Catching up after taking a break. I'm on my way to Vancouver, and will post updates and observations here. You can follow me on Twitter at souhanstrib.
-Reason No. 20,291 I don't bet on sports: Who could have predicted that the key moments in the Super Bowl would be Pierre Garcon dropping a third-down pass in the second quarter, an onside kick to start the second half, or a former Big Ten cornerback (Tracy Porter, from Indiana of all places) picking off Peyton Manning and returning it for a touchdown.
Everybody in my business spends a lot of time researching and making predictions. If sports were predictable, though, we wouldn't care so much about them.
The Vikings' blowout over Dallas? A surprise, even if, like me, you thought the Vikings would win.
The way in which the Vikings lost to the Saints, playing superbly for much of the game but fumbling six times and throwing two interceptions? Utterly unpredictable, unless you believe the Vikings are cursed, in which case you may continue to wallow in self-pity. Just don't expect me to join you.
The Saints beating the Colts after failing on a fourth-and-goal from the one, getting lucky on an onside kickoff and beating Manning with a key interception? I didn't see it coming. If you did, congratulations.
This postseason demonstrated why the NFL is the No. 1 sport in America. It's such a spectacle. I've never been more impressed by a game atmosphere than I was in the Superdome for the NFC championship game. And the ratings were immense throughout the playoffs, even when so-called lesser markets were involved. New Orleans, Indianapolis and Minneapolis aren't exactly New York and LA, yet the ratings were huge.
The plays, the momentum swings, the coaching decisions, the personalities are so dramatic, and let's be honest, the specter of violence and injury makes the action that much more compelling. You wouldn't watch an action movie in which nobody got hurt.
-My prediction: Brett Favre returns. Eventually.
Last summer, all of the variables entering into his decision were negative. He didn't know how he'd adapt to a new set of teammates. He couldn't be sure he still had ``it.'' He was required to undergo surgery, and he hates surgery.
This summer, all of the variables will be positive. Once his ankle heals, and his ankle will heal, he'll be healthy. His teammates love him and will begin texting him soon to beg him to return. He and Darrell Bevell worked extremely well together. Despite the ``schism'' and ``spat'' talk, he gets along fine with head coach Brad Childress. He is coming off one of the best seasons of his career. And please don't assume he doesn't need or crave the money. He will never again have the chance to earn $12 million for six months of work. The team he plays for could give him a chance to end his career with a Super Bowl appearance or victory.
I don't think there's any doubt he'll come back. Eventually.
-I'm starting to revisit my thoughts about the Wolves eventually trading Al Jefferson.

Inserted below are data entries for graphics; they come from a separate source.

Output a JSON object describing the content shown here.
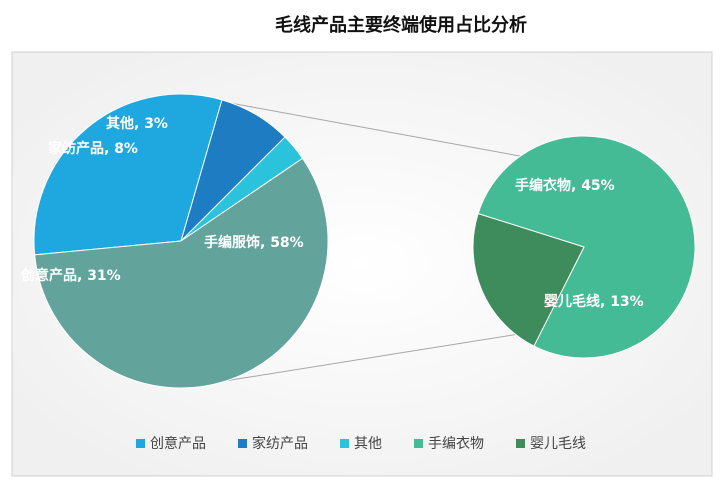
{
  "chart_data": {
    "type": "pie",
    "subtype": "pie-of-pie",
    "title": "毛线产品主要终端使用占比分析",
    "main_pie": {
      "slices": [
        {
          "label": "创意产品",
          "value": 31,
          "display": "创意产品, 31%",
          "color": "#1fa8e0"
        },
        {
          "label": "家纺产品",
          "value": 8,
          "display": "家纺产品, 8%",
          "color": "#1d7cc2"
        },
        {
          "label": "其他",
          "value": 3,
          "display": "其他, 3%",
          "color": "#2ac3db"
        },
        {
          "label": "手编服饰",
          "value": 58,
          "display": "手编服饰, 58%",
          "color": "#62a39c"
        }
      ]
    },
    "sub_pie": {
      "parent": "手编服饰",
      "slices": [
        {
          "label": "手编衣物",
          "value": 45,
          "display": "手编衣物, 45%",
          "color": "#44bb94"
        },
        {
          "label": "婴儿毛线",
          "value": 13,
          "display": "婴儿毛线, 13%",
          "color": "#3e8b5b"
        }
      ]
    },
    "legend": {
      "position": "bottom",
      "entries": [
        {
          "label": "创意产品",
          "color": "#1fa8e0"
        },
        {
          "label": "家纺产品",
          "color": "#1d7cc2"
        },
        {
          "label": "其他",
          "color": "#2ac3db"
        },
        {
          "label": "手编衣物",
          "color": "#44bb94"
        },
        {
          "label": "婴儿毛线",
          "color": "#3e8b5b"
        }
      ]
    },
    "colors": {
      "background": "#ffffff",
      "plot_area": "#f2f2f2",
      "border": "#d0d0d0",
      "connector": "#a6a6a6"
    }
  }
}
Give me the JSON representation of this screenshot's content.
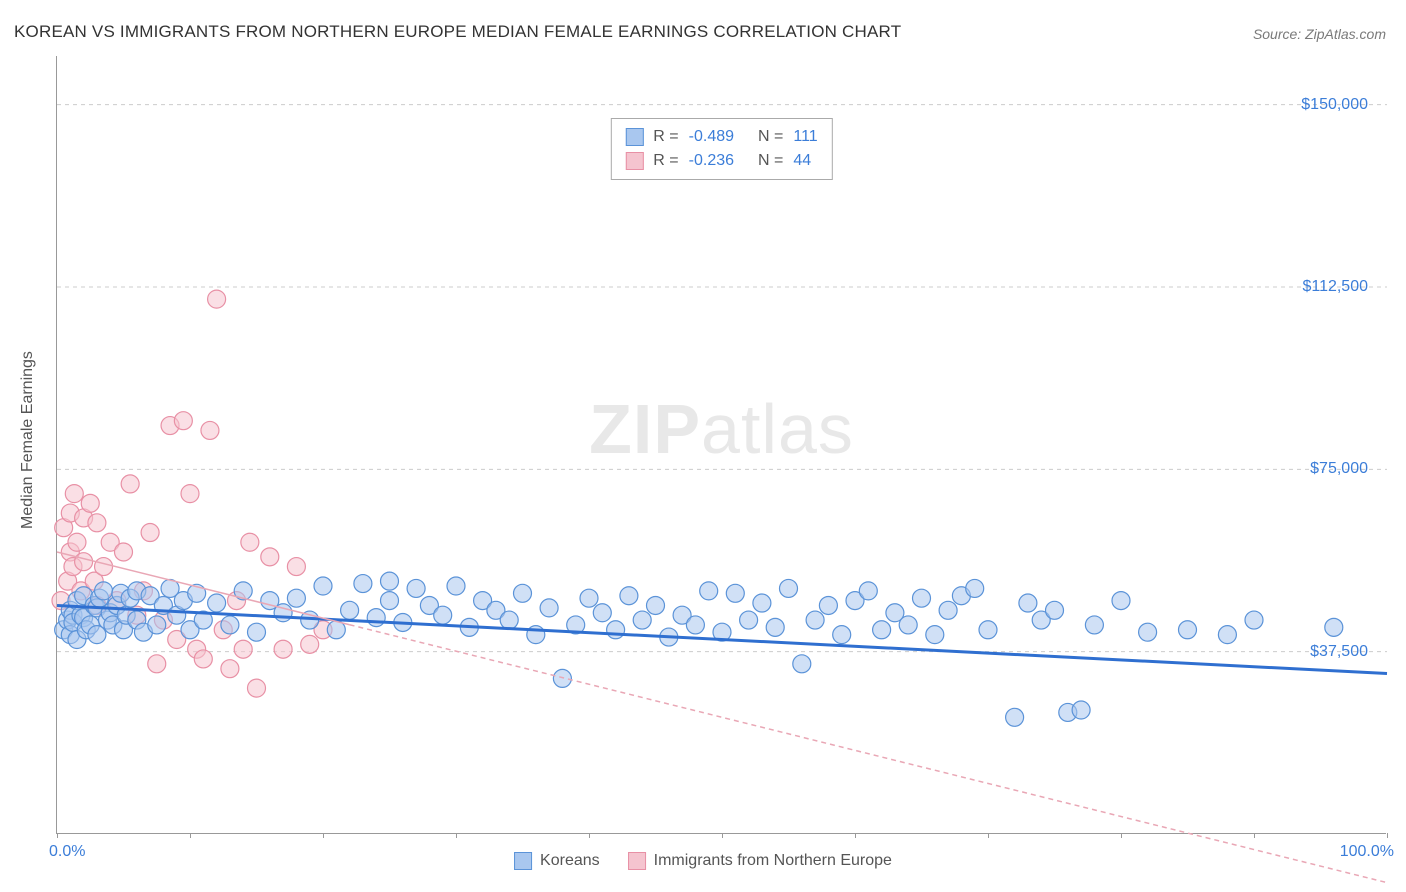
{
  "title": "KOREAN VS IMMIGRANTS FROM NORTHERN EUROPE MEDIAN FEMALE EARNINGS CORRELATION CHART",
  "source": "Source: ZipAtlas.com",
  "watermark_zip": "ZIP",
  "watermark_atlas": "atlas",
  "y_axis_title": "Median Female Earnings",
  "chart": {
    "type": "scatter-correlation",
    "background_color": "#ffffff",
    "grid_color": "#cccccc",
    "axis_color": "#999999",
    "xlim": [
      0,
      100
    ],
    "ylim": [
      0,
      160000
    ],
    "x_ticks": [
      0,
      10,
      20,
      30,
      40,
      50,
      60,
      70,
      80,
      90,
      100
    ],
    "x_tick_labels": {
      "0": "0.0%",
      "100": "100.0%"
    },
    "y_ticks": [
      37500,
      75000,
      112500,
      150000
    ],
    "y_tick_labels": [
      "$37,500",
      "$75,000",
      "$112,500",
      "$150,000"
    ],
    "label_color": "#3b7dd8",
    "title_fontsize": 17,
    "label_fontsize": 16,
    "marker_radius": 9,
    "marker_opacity": 0.55,
    "series": [
      {
        "name": "Koreans",
        "color_fill": "#a9c7ef",
        "color_stroke": "#5b93d8",
        "correlation_R": "-0.489",
        "correlation_N": "111",
        "trend": {
          "y_at_x0": 47000,
          "y_at_x100": 33000,
          "stroke": "#2f6fd0",
          "width": 3,
          "dash": "none"
        },
        "points": [
          [
            0.5,
            42000
          ],
          [
            0.8,
            44000
          ],
          [
            1,
            46000
          ],
          [
            1,
            41000
          ],
          [
            1.2,
            45000
          ],
          [
            1.2,
            43500
          ],
          [
            1.5,
            48000
          ],
          [
            1.5,
            40000
          ],
          [
            1.8,
            45000
          ],
          [
            2,
            44500
          ],
          [
            2,
            49000
          ],
          [
            2.2,
            42000
          ],
          [
            2.5,
            43000
          ],
          [
            2.8,
            47000
          ],
          [
            3,
            46500
          ],
          [
            3,
            41000
          ],
          [
            3.2,
            48500
          ],
          [
            3.5,
            50000
          ],
          [
            3.8,
            44000
          ],
          [
            4,
            45500
          ],
          [
            4.2,
            43000
          ],
          [
            4.5,
            47000
          ],
          [
            4.8,
            49500
          ],
          [
            5,
            42000
          ],
          [
            5.2,
            45000
          ],
          [
            5.5,
            48500
          ],
          [
            6,
            44000
          ],
          [
            6,
            50000
          ],
          [
            6.5,
            41500
          ],
          [
            7,
            49000
          ],
          [
            7.5,
            43000
          ],
          [
            8,
            47000
          ],
          [
            8.5,
            50500
          ],
          [
            9,
            45000
          ],
          [
            9.5,
            48000
          ],
          [
            10,
            42000
          ],
          [
            10.5,
            49500
          ],
          [
            11,
            44000
          ],
          [
            12,
            47500
          ],
          [
            13,
            43000
          ],
          [
            14,
            50000
          ],
          [
            15,
            41500
          ],
          [
            16,
            48000
          ],
          [
            17,
            45500
          ],
          [
            18,
            48500
          ],
          [
            19,
            44000
          ],
          [
            20,
            51000
          ],
          [
            21,
            42000
          ],
          [
            22,
            46000
          ],
          [
            23,
            51500
          ],
          [
            24,
            44500
          ],
          [
            25,
            48000
          ],
          [
            25,
            52000
          ],
          [
            26,
            43500
          ],
          [
            27,
            50500
          ],
          [
            28,
            47000
          ],
          [
            29,
            45000
          ],
          [
            30,
            51000
          ],
          [
            31,
            42500
          ],
          [
            32,
            48000
          ],
          [
            33,
            46000
          ],
          [
            34,
            44000
          ],
          [
            35,
            49500
          ],
          [
            36,
            41000
          ],
          [
            37,
            46500
          ],
          [
            38,
            32000
          ],
          [
            39,
            43000
          ],
          [
            40,
            48500
          ],
          [
            41,
            45500
          ],
          [
            42,
            42000
          ],
          [
            43,
            49000
          ],
          [
            44,
            44000
          ],
          [
            45,
            47000
          ],
          [
            46,
            40500
          ],
          [
            47,
            45000
          ],
          [
            48,
            43000
          ],
          [
            49,
            50000
          ],
          [
            50,
            41500
          ],
          [
            51,
            49500
          ],
          [
            52,
            44000
          ],
          [
            53,
            47500
          ],
          [
            54,
            42500
          ],
          [
            55,
            50500
          ],
          [
            56,
            35000
          ],
          [
            57,
            44000
          ],
          [
            58,
            47000
          ],
          [
            59,
            41000
          ],
          [
            60,
            48000
          ],
          [
            61,
            50000
          ],
          [
            62,
            42000
          ],
          [
            63,
            45500
          ],
          [
            64,
            43000
          ],
          [
            65,
            48500
          ],
          [
            66,
            41000
          ],
          [
            67,
            46000
          ],
          [
            68,
            49000
          ],
          [
            69,
            50500
          ],
          [
            70,
            42000
          ],
          [
            72,
            24000
          ],
          [
            73,
            47500
          ],
          [
            74,
            44000
          ],
          [
            75,
            46000
          ],
          [
            76,
            25000
          ],
          [
            77,
            25500
          ],
          [
            78,
            43000
          ],
          [
            80,
            48000
          ],
          [
            82,
            41500
          ],
          [
            85,
            42000
          ],
          [
            88,
            41000
          ],
          [
            90,
            44000
          ],
          [
            96,
            42500
          ]
        ]
      },
      {
        "name": "Immigrants from Northern Europe",
        "color_fill": "#f5c4cf",
        "color_stroke": "#e890a5",
        "correlation_R": "-0.236",
        "correlation_N": "44",
        "trend": {
          "y_at_x0": 58000,
          "y_at_x100": -10000,
          "stroke": "#e9a7b5",
          "width": 1.5,
          "dash": "5,4",
          "solid_until_x": 22
        },
        "points": [
          [
            0.3,
            48000
          ],
          [
            0.5,
            63000
          ],
          [
            0.8,
            52000
          ],
          [
            1,
            66000
          ],
          [
            1,
            58000
          ],
          [
            1.2,
            55000
          ],
          [
            1.3,
            70000
          ],
          [
            1.5,
            60000
          ],
          [
            1.8,
            50000
          ],
          [
            2,
            65000
          ],
          [
            2,
            56000
          ],
          [
            2.5,
            68000
          ],
          [
            2.8,
            52000
          ],
          [
            3,
            47000
          ],
          [
            3,
            64000
          ],
          [
            3.5,
            55000
          ],
          [
            4,
            60000
          ],
          [
            4.5,
            48000
          ],
          [
            5,
            58000
          ],
          [
            5.5,
            72000
          ],
          [
            6,
            45000
          ],
          [
            6.5,
            50000
          ],
          [
            7,
            62000
          ],
          [
            7.5,
            35000
          ],
          [
            8,
            44000
          ],
          [
            8.5,
            84000
          ],
          [
            9,
            40000
          ],
          [
            9.5,
            85000
          ],
          [
            10,
            70000
          ],
          [
            10.5,
            38000
          ],
          [
            11,
            36000
          ],
          [
            11.5,
            83000
          ],
          [
            12,
            110000
          ],
          [
            12.5,
            42000
          ],
          [
            13,
            34000
          ],
          [
            13.5,
            48000
          ],
          [
            14,
            38000
          ],
          [
            14.5,
            60000
          ],
          [
            15,
            30000
          ],
          [
            16,
            57000
          ],
          [
            17,
            38000
          ],
          [
            18,
            55000
          ],
          [
            19,
            39000
          ],
          [
            20,
            42000
          ]
        ]
      }
    ]
  },
  "legend_top": {
    "R_label": "R =",
    "N_label": "N ="
  },
  "legend_bottom": [
    {
      "label": "Koreans",
      "fill": "#a9c7ef",
      "stroke": "#5b93d8"
    },
    {
      "label": "Immigrants from Northern Europe",
      "fill": "#f5c4cf",
      "stroke": "#e890a5"
    }
  ]
}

I thought it might be a necessity. Now I think they should trade him only if they get back excellent value in return.
Here's why: The Wolves have spent the last five years desperately seeking NBA-quality players. To trade their best player just to clear a spot for another good player would not represent progress. I'd rather see Kevin Love and Al Jefferson continuing to play together, continuing to learn how to play together, than see the Wolves trade Jefferson to bring in an average wing or center.
We've seen all kinds of different combinations of players win big. We've seen three-guard sets and point forwards and hybrid guards. I'd rather see the Wolves try to make this work than trade Jefferson just to trade him.
-I don't know if I've been as impressed by a Twins winter since the Twins brought in Chili Davis and Jack Morris. They didn't just add good players who should fit well; they did so without compromising their future, trading away valuable assets (since I consider the Gomez-for-Hardy deal to be the best move of the winter), or committing money that will hur them in the future.
Fans always want the Twins to spend big right now, but they will always operate under some sort of payroll limit, and landing good players on one-year deals is still the smartest way for them to operate. I'd love to see them sign an everyday third baseman, but leaving that position in flux does give them the opportunity to see a player - Harris, Tolbert, Casilla, Hughes, Punto or Valencia - surprise them. And the Twins always have at least one pleasant surprise. (My pick this year is Casilla. There's too much talent there for him to continue to flounder, and he'd be the perfect No. 9 hitter for a manager who still wants to play small-ball on occasion.)
-I may write about this more later, but I think the idea of being offended by a female athlete's bikini photos is ridiculous. so Lindsey Vonn posed for some provocative shots.
Female athletes wear provocative clothing when they compete, if you want to look at them that way. Would you let your daughter leave the house wearing one of those figure skating costumes? Or a skin-tight ski suit? Or a body-hugging speedskating outfit?
I'll say the same thing to the women's groups decrying Vonn's photos as I would say to the mouth-breathers who spell out their sophomoric pantings in the comment section of stories referring to Vonn's photos: Grow up, and get a life. The human instinct to be attracted to and by well-toned muscles isn't exactly what's wrong with the world.
-I land in Vancouver tonight and will start writing for the paper in Friday's editions.